Suspension en référé d’une autorisation délivrée à un établissement de santé par l’ARH
(arrêt Conseil d’État, 9 juillet 2007, n° 297001)
Benoît Marcheteau

Depuis 2000, le juge administratif est, à l’instar de son homologue de l’ordre judiciaire, doté d’importants pouvoirs en référé. Parmi ceux-ci, le référé-suspension a connu un franc succès auprès des justiciables dans la mesure où il permet, dans des délais très courts, de paralyser les effets d’une décision administrative par ailleurs contestée au fond.
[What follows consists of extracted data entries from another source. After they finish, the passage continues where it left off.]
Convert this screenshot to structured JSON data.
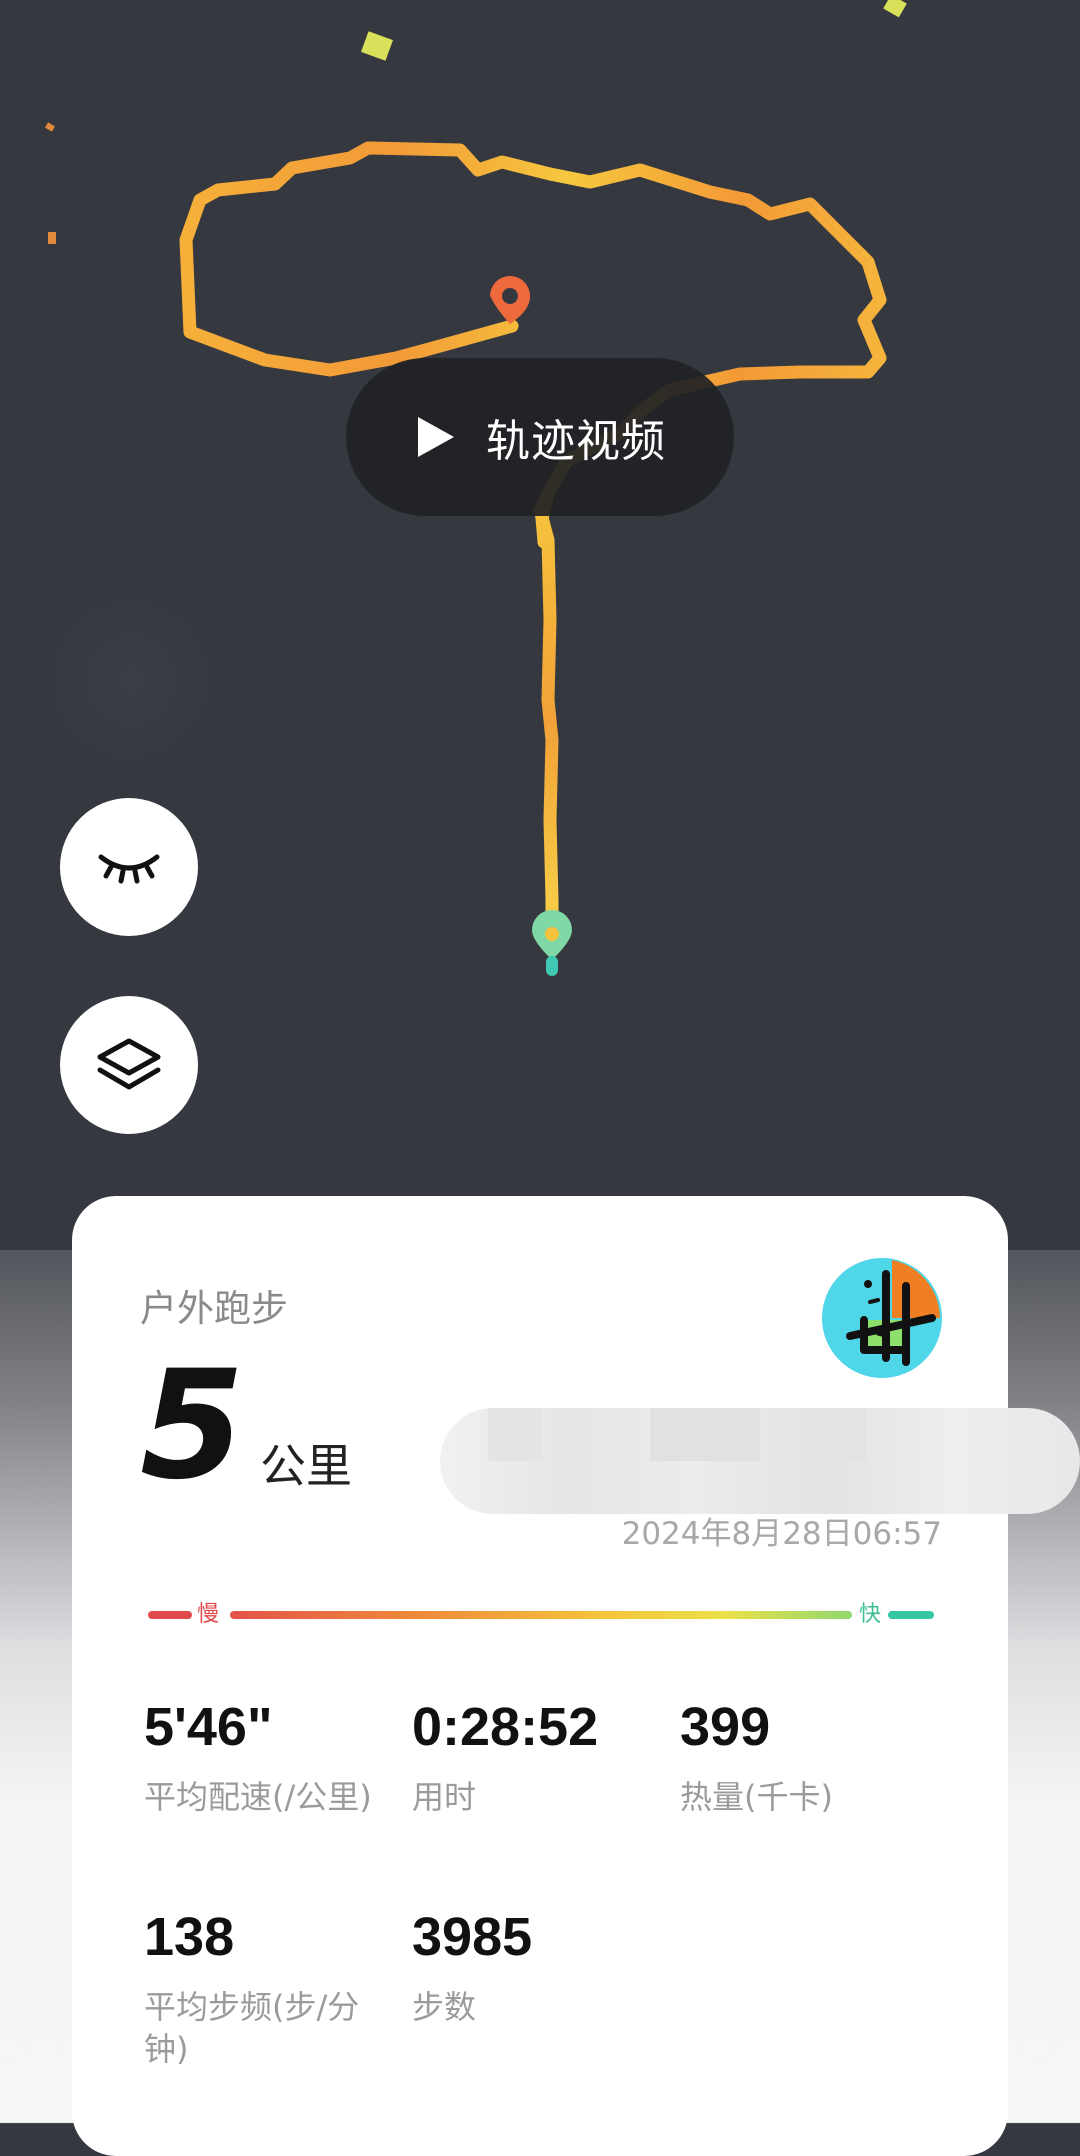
{
  "map": {
    "video_button_label": "轨迹视频",
    "play_icon": "play-icon",
    "eye_button_icon": "closed-eye-icon",
    "layers_button_icon": "layers-icon",
    "route_colors": {
      "slow": "#f0953a",
      "mid": "#f6c23c",
      "fast": "#f7de4a"
    },
    "start_marker_color": "#7fd8a6",
    "end_marker_color": "#ee6a3c"
  },
  "card": {
    "sport_type": "户外跑步",
    "distance_value": "5",
    "distance_unit": "公里",
    "date": "2024年8月28日06:57",
    "pace_bar": {
      "slow_label": "慢",
      "fast_label": "快"
    },
    "stats": [
      {
        "value": "5'46\"",
        "label": "平均配速(/公里)"
      },
      {
        "value": "0:28:52",
        "label": "用时"
      },
      {
        "value": "399",
        "label": "热量(千卡)"
      },
      {
        "value": "138",
        "label": "平均步频(步/分钟)"
      },
      {
        "value": "3985",
        "label": "步数"
      }
    ]
  }
}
L’article L. 521-1 du code de justice administrative exige cependant que le requérant démontre qu’il existe une forte probabilité que l’acte de l’administration est entaché d’illégalité, et surtout que l’urgence justifie la suspension de celui-ci. Difficile à démontrer, cette dernière condition est remplie lorsqu’il est fait état d’une atteinte grave et immédiate à un intérêt public, à la situation du requérant ou aux intérêts qu’il entend défendre (CE, Section, 19 janvier 2001, Conféd. nat. des radios libres). En revanche, le juge administratif évite en pratique de remettre en cause en référé les décisions des autorités sanitaires.
Il est donc intéressant de signaler un arrêt du 9 juillet 2007 aux termes duquel le Conseil d’Etat, à la demande d’une clinique, a prononcé la suspension de l’exécution d’une décision de l’ARH ayant autorisé une clinique concurrente à exercer l’activité de soins et de réadaptation fonctionnelle polyvalente.
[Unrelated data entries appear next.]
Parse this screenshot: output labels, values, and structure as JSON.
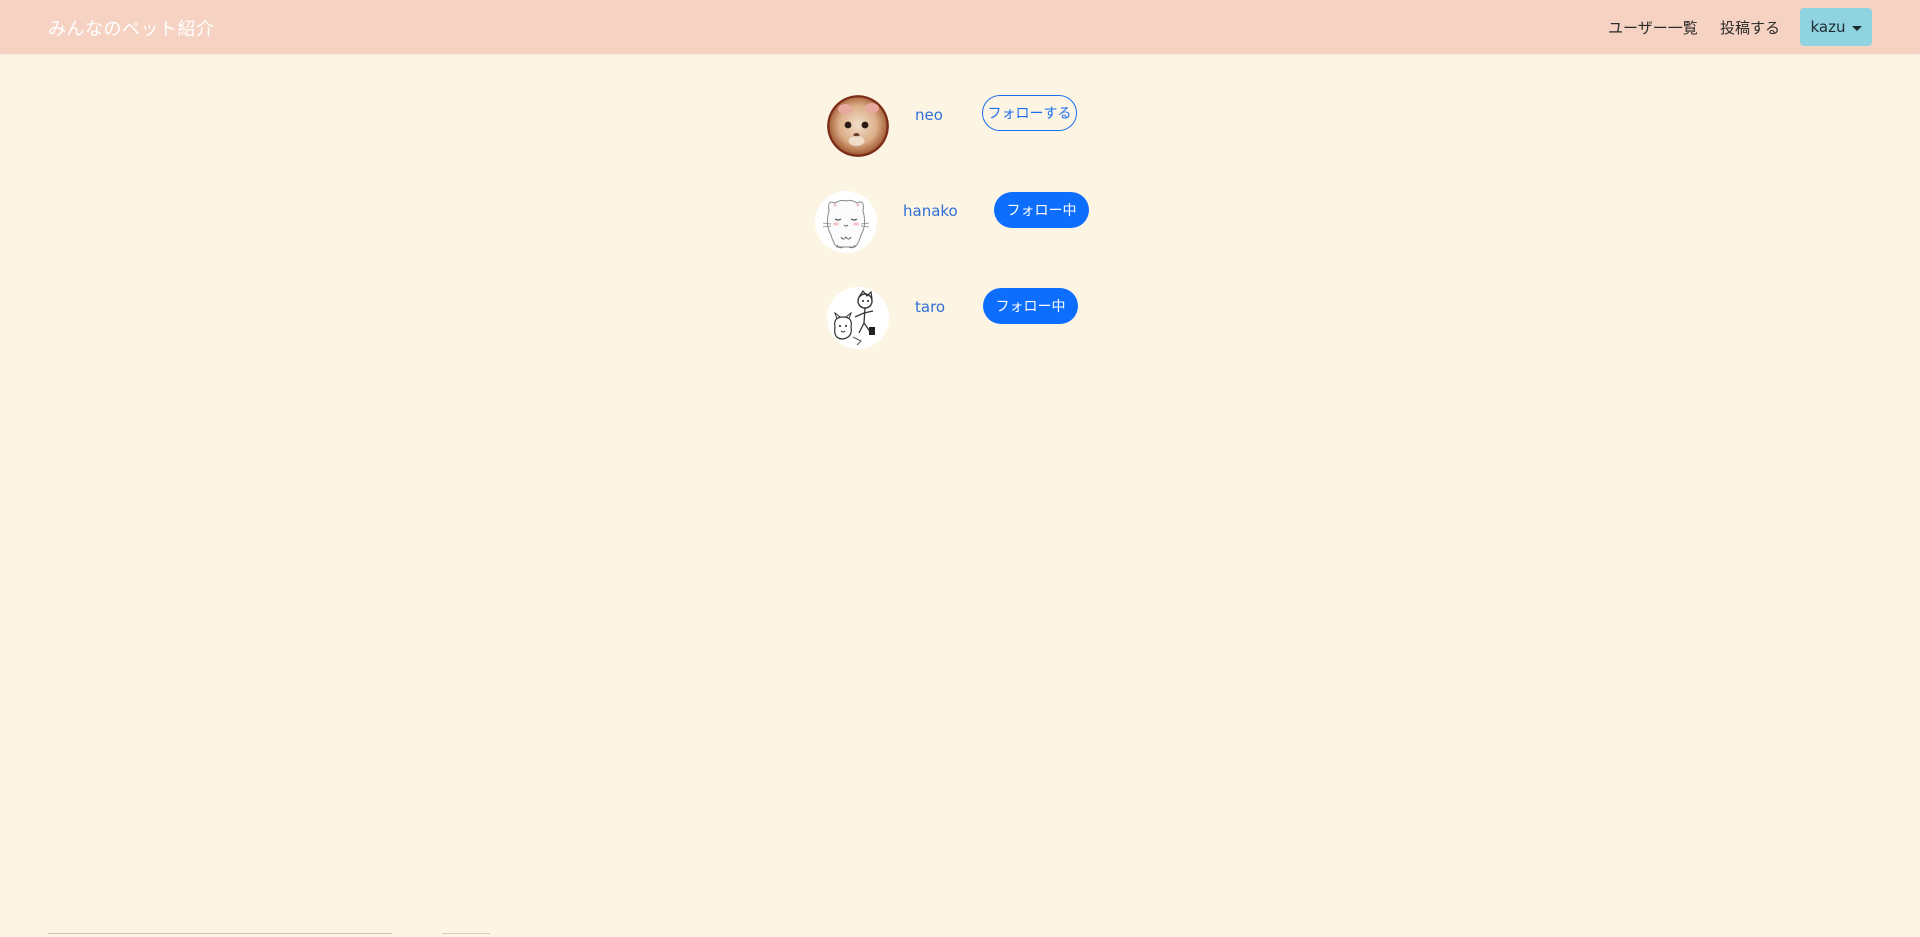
{
  "navbar": {
    "brand": "みんなのペット紹介",
    "links": {
      "users": "ユーザー一覧",
      "post": "投稿する"
    },
    "user_menu": {
      "label": "kazu",
      "icon": "caret-down-icon"
    },
    "colors": {
      "background": "#f5d2c1",
      "dropdown": "#8fd3e0"
    }
  },
  "page": {
    "background": "#fdf5e4"
  },
  "users": [
    {
      "name": "neo",
      "avatar": "hamster-photo-avatar",
      "follow_label": "フォローする",
      "following": false
    },
    {
      "name": "hanako",
      "avatar": "white-cat-illustration-avatar",
      "follow_label": "フォロー中",
      "following": true
    },
    {
      "name": "taro",
      "avatar": "sketch-illustration-avatar",
      "follow_label": "フォロー中",
      "following": true
    }
  ],
  "colors": {
    "link": "#2f6fd6",
    "primary": "#0d6efd"
  }
}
Dans cette affaire, l’autorisation obtenue en 2006 par la clinique E. avait été contestée par l’établissement concurrent F., qui, après avoir lui-même déposé une demande en ce sens en 2005, puis en 2006, s’était vu opposer un refus par l’autorité administrative.
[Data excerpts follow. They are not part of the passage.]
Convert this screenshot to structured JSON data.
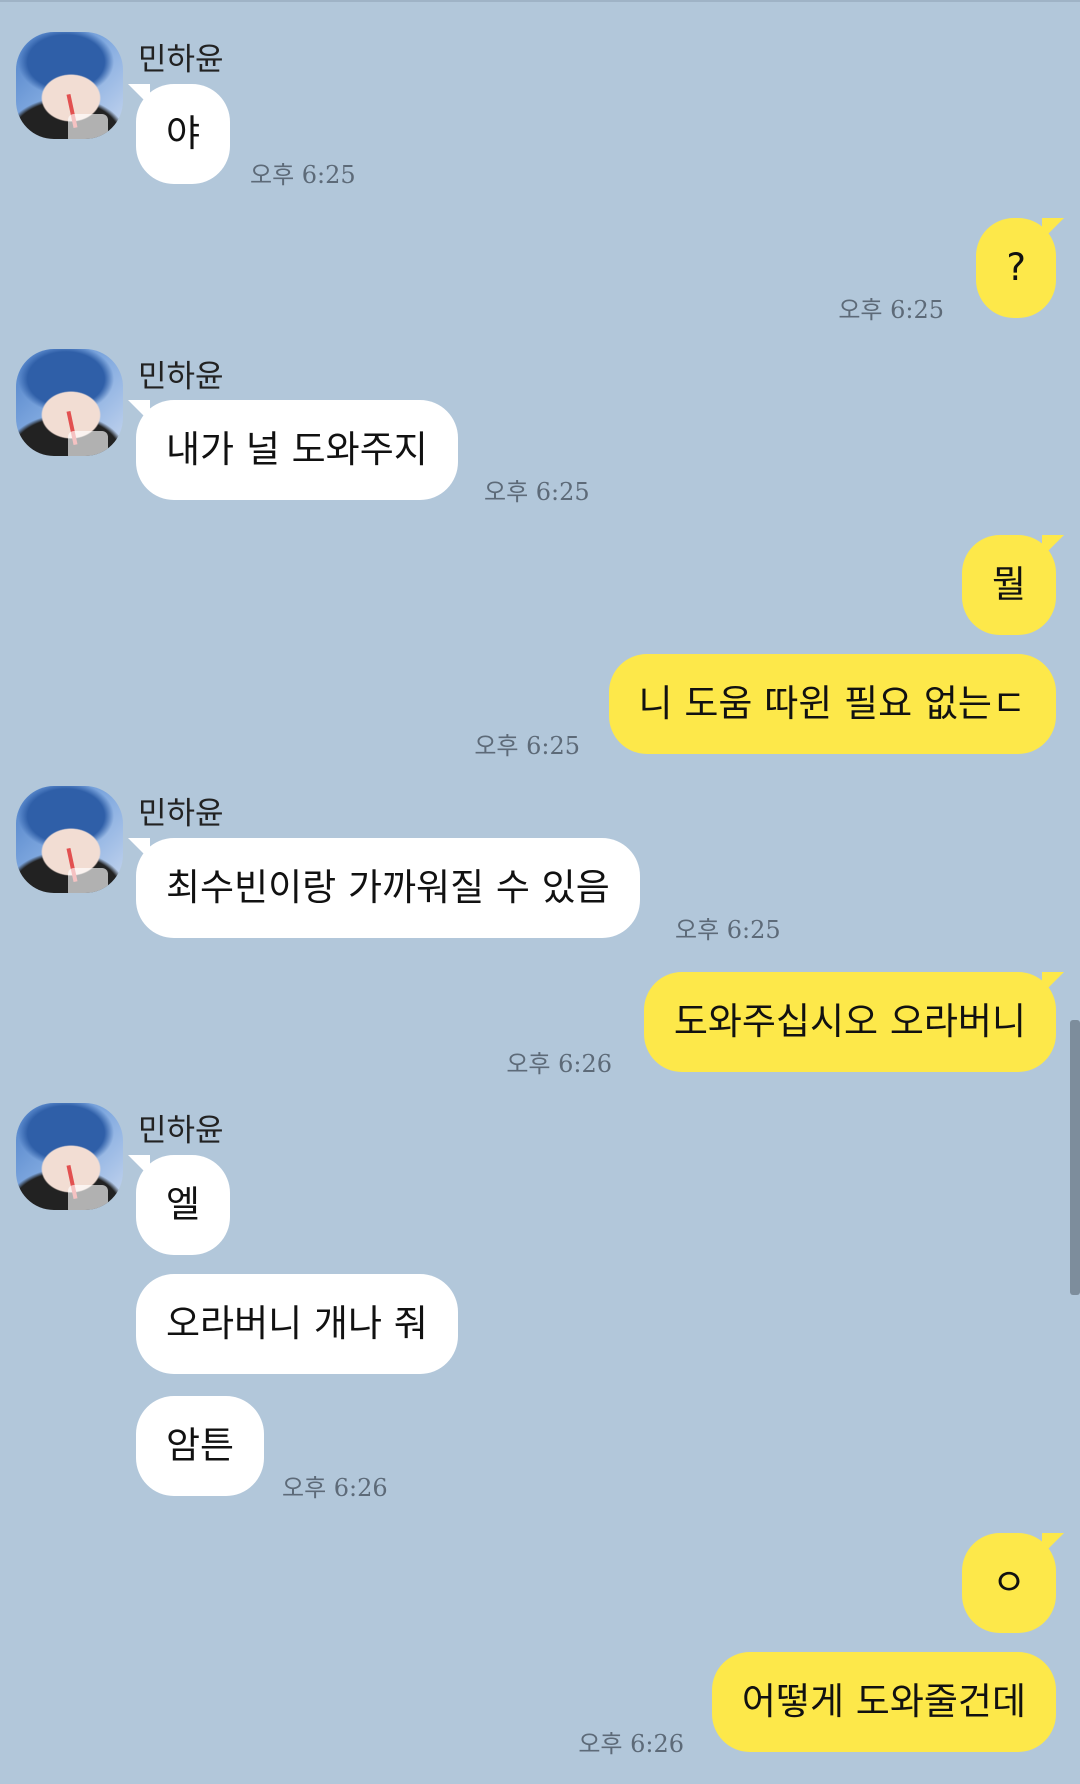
{
  "chat": {
    "sender_name": "민하윤",
    "messages": [
      {
        "text": "야",
        "time": "오후 6:25"
      },
      {
        "text": "?",
        "time": "오후 6:25"
      },
      {
        "text": "내가 널 도와주지",
        "time": "오후 6:25"
      },
      {
        "text": "뭘"
      },
      {
        "text": "니 도움 따윈 필요 없는ㄷ",
        "time": "오후 6:25"
      },
      {
        "text": "최수빈이랑 가까워질 수 있음",
        "time": "오후 6:25"
      },
      {
        "text": "도와주십시오 오라버니",
        "time": "오후 6:26"
      },
      {
        "text": "엘"
      },
      {
        "text": "오라버니 개나 줘"
      },
      {
        "text": "암튼",
        "time": "오후 6:26"
      },
      {
        "text": "ㅇ"
      },
      {
        "text": "어떻게 도와줄건데",
        "time": "오후 6:26"
      }
    ]
  },
  "colors": {
    "background": "#b2c7da",
    "incoming_bubble": "#ffffff",
    "outgoing_bubble": "#fde84a",
    "timestamp": "#5d6a78"
  },
  "icons": {
    "avatar": "profile-photo"
  }
}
La Haute Assemblée fit droit par cet arrêt à la requête en référé-suspension en jugeant notamment que la condition d’urgence était bien remplie, eu égard au faisceau de circonstances suivantes : l’autorisation accordée à E. pour une durée de 5 ans, empêchait D. d’en obtenir une pendant le même laps de temps, selon la procédure normale, aucune des conditions pour pouvoir présenter une demande dérogatoire ne pouvaient en l’espèce être alléguée, la clinique requérante s’était conformée aux plages de demandes d’autorisation et n’avait fait preuve d’aucune négligence, la suspension de l’autorisation n’était pas de nature à porter atteinte aux intérêts de la santé publique. Tout est cependant question d’espèce, l’urgence étant appréciée au vu des circonstances précises des dossiers soumis au juge.
Qu’elle effraie ou qu’elle rassure, cette décision du Conseil d’Etat démontre que le référé-suspension est une arme redoutable eu égard aux effets concrets (« paralysie » d’un acte administratif) qui s’y attachent.
Les établissements de santé ne sont donc pas dépourvus de moyens juridiques face aux autorités sanitaires, comme le rappelle ici avec force le juge administratif.